Tijd voor verandering
Wouter-Bas is even stil en denkt na over zijn volgende zin.
“Eigenlijk is het taboe vrij paradoxaal. Aan de ene kant willen we dat niemand zich schaamt en hulp zoekt wanneer dat nodig is, maar aan de andere kant is de privacy van onze cliënten enorm belangrijk. Zo hebben we een andere ingang bij de methadonkliniek voor cliënten, zodat zij ongezien in en uit kunnen. Maar als we in de schaduwen blijven werken, zal men ons vakgebied nooit leren kennen en waarderen voor wat het is. Onze cliënten zullen altijd anonimiteit genieten, maar wij als professionals kunnen ons vakgebied wel meer in het daglicht zetten.”
Hij ziet overigens wel maatschappelijke verandering. “Er is vanuit de samenleving steeds meer aandacht voor gezondheid.

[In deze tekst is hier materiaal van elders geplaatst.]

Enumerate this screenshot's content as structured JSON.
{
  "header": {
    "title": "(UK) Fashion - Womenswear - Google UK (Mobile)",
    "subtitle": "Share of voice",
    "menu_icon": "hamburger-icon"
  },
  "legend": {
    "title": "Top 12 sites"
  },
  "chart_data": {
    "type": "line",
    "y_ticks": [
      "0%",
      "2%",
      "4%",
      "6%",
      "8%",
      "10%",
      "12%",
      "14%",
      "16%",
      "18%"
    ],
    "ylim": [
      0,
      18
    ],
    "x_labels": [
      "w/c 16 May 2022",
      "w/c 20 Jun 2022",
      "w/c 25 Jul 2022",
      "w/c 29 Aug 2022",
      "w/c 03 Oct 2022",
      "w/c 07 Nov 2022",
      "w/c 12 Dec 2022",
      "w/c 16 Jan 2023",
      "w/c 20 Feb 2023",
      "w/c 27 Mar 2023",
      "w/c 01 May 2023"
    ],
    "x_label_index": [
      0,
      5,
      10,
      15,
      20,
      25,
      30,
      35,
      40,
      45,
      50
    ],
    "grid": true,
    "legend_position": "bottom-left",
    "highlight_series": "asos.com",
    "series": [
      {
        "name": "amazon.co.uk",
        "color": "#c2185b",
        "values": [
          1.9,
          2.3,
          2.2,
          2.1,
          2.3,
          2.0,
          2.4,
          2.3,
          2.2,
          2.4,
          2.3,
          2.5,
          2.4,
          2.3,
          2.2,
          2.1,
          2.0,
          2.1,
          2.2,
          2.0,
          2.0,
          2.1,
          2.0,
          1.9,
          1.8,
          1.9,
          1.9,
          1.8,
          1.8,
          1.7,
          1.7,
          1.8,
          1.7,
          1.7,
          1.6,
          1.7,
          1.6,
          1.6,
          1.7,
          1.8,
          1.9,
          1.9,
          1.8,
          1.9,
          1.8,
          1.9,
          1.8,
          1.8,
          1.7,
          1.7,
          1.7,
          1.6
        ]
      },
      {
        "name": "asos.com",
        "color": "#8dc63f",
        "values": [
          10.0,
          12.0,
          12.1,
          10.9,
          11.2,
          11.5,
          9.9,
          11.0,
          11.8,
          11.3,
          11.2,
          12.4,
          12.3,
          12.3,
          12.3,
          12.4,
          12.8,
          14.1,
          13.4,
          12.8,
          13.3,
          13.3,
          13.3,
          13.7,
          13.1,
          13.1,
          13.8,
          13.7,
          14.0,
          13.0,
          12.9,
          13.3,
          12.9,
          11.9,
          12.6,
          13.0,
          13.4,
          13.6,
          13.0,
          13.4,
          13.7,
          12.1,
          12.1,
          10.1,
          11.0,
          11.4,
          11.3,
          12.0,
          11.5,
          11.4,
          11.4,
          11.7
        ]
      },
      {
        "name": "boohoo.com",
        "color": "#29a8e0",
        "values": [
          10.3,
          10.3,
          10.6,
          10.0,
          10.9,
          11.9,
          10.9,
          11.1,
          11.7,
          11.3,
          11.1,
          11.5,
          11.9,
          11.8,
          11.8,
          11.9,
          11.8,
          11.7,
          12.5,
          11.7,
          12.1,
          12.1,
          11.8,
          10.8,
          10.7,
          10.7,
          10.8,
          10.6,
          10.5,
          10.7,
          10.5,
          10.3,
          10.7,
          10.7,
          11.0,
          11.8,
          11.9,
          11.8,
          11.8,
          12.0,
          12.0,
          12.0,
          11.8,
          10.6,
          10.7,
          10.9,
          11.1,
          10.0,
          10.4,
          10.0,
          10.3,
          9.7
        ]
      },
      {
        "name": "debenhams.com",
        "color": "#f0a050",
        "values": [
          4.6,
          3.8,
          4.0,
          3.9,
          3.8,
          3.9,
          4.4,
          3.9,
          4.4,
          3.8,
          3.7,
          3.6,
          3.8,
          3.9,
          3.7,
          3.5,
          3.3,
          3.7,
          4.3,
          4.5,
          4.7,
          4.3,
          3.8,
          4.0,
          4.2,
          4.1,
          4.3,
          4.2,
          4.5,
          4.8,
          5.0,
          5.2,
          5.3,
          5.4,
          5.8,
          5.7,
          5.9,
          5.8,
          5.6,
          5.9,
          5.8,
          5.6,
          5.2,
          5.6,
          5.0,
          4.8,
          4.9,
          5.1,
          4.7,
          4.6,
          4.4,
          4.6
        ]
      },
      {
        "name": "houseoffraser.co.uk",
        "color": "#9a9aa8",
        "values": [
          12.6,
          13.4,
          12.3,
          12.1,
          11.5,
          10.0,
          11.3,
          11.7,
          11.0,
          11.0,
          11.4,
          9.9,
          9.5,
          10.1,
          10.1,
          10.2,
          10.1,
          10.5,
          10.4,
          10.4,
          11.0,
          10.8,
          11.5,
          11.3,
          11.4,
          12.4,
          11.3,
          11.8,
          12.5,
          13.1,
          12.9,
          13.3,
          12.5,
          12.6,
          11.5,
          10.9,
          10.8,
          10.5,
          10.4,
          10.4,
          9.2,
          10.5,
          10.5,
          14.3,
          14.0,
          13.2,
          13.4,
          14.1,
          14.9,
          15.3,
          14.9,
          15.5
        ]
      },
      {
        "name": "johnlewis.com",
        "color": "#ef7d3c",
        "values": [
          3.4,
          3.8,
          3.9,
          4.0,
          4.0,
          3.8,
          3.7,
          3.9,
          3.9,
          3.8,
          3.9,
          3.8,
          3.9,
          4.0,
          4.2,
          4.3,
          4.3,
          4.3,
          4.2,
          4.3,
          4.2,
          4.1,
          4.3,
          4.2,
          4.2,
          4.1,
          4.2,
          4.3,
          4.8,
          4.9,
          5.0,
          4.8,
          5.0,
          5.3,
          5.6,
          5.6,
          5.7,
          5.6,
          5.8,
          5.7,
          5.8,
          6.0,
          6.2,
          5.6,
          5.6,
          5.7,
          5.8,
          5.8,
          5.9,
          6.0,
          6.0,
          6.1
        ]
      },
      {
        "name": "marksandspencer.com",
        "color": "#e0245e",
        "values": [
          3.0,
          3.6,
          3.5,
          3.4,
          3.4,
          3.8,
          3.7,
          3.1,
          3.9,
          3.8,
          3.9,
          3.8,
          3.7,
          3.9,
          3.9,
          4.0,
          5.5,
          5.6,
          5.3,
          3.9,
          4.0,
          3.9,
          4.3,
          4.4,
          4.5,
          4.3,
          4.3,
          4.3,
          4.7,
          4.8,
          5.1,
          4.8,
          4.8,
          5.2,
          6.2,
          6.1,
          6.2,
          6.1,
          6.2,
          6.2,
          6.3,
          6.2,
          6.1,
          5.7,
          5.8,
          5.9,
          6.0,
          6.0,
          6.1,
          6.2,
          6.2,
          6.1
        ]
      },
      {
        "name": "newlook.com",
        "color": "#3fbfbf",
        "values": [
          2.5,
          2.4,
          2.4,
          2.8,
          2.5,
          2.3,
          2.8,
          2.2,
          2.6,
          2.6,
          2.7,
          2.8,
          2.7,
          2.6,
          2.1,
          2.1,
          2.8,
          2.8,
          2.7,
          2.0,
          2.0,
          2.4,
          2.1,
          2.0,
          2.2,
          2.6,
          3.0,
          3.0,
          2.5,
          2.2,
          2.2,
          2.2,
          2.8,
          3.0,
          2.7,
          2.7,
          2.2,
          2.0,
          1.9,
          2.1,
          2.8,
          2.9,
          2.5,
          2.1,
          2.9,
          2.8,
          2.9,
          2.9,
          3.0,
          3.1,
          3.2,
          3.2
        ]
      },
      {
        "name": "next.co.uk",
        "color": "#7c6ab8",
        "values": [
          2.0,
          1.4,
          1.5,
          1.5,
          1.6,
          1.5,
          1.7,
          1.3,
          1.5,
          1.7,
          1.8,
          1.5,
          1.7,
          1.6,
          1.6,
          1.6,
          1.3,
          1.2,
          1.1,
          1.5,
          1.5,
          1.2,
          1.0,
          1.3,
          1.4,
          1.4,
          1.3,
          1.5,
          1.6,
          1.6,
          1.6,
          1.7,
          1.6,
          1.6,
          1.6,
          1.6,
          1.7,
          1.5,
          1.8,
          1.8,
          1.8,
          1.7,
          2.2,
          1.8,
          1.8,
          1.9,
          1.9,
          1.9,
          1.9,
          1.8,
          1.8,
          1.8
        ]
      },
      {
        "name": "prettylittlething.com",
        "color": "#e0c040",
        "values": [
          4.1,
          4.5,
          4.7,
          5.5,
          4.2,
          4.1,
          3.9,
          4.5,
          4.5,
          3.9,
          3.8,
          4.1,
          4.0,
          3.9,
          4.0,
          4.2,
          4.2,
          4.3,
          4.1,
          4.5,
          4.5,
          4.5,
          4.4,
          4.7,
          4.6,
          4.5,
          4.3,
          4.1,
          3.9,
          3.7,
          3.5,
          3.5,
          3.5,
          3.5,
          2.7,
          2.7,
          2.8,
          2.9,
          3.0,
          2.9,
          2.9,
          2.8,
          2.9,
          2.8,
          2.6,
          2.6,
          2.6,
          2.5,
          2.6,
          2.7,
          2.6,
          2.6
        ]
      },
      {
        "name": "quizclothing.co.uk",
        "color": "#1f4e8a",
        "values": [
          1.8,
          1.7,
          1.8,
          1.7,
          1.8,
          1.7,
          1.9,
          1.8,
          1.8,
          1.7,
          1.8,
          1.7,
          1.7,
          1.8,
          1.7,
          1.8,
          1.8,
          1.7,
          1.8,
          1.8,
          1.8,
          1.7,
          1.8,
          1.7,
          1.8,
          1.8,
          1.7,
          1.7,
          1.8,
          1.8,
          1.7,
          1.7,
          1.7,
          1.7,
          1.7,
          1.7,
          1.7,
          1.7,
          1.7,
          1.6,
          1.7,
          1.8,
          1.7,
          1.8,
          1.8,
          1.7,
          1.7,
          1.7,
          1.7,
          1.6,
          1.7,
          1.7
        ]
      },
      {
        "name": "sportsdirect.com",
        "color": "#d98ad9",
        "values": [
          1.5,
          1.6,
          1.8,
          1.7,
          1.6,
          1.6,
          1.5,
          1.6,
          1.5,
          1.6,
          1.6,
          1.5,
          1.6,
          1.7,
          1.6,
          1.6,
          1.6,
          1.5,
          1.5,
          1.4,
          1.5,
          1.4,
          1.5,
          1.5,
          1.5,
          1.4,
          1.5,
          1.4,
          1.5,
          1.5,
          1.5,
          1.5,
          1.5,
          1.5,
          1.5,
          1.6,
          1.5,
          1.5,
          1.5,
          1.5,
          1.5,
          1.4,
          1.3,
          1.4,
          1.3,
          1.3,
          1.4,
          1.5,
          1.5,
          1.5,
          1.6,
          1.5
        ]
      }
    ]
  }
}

Kijk maar eens op hoeveel plekken in Nederland er niet meer gerookt mag worden, hoeveel mensen een maand geen alcohol drinken elk jaar, en hoeveel mensen een abonnement op de sportschool hebben. Daarbij zie ik in de media ook steeds meer aandacht voor drugs en verslaving, ook op televisie. Hopelijk heeft die maatschappelijke interesse ook invloed op ons vakgebied. Nederland heeft ondanks tekorten elders in de zorg geen tekort aan basisartsen. Ik nodig hen van harte uit een kijkje te nemen in de keuken van de verslavingszorg.”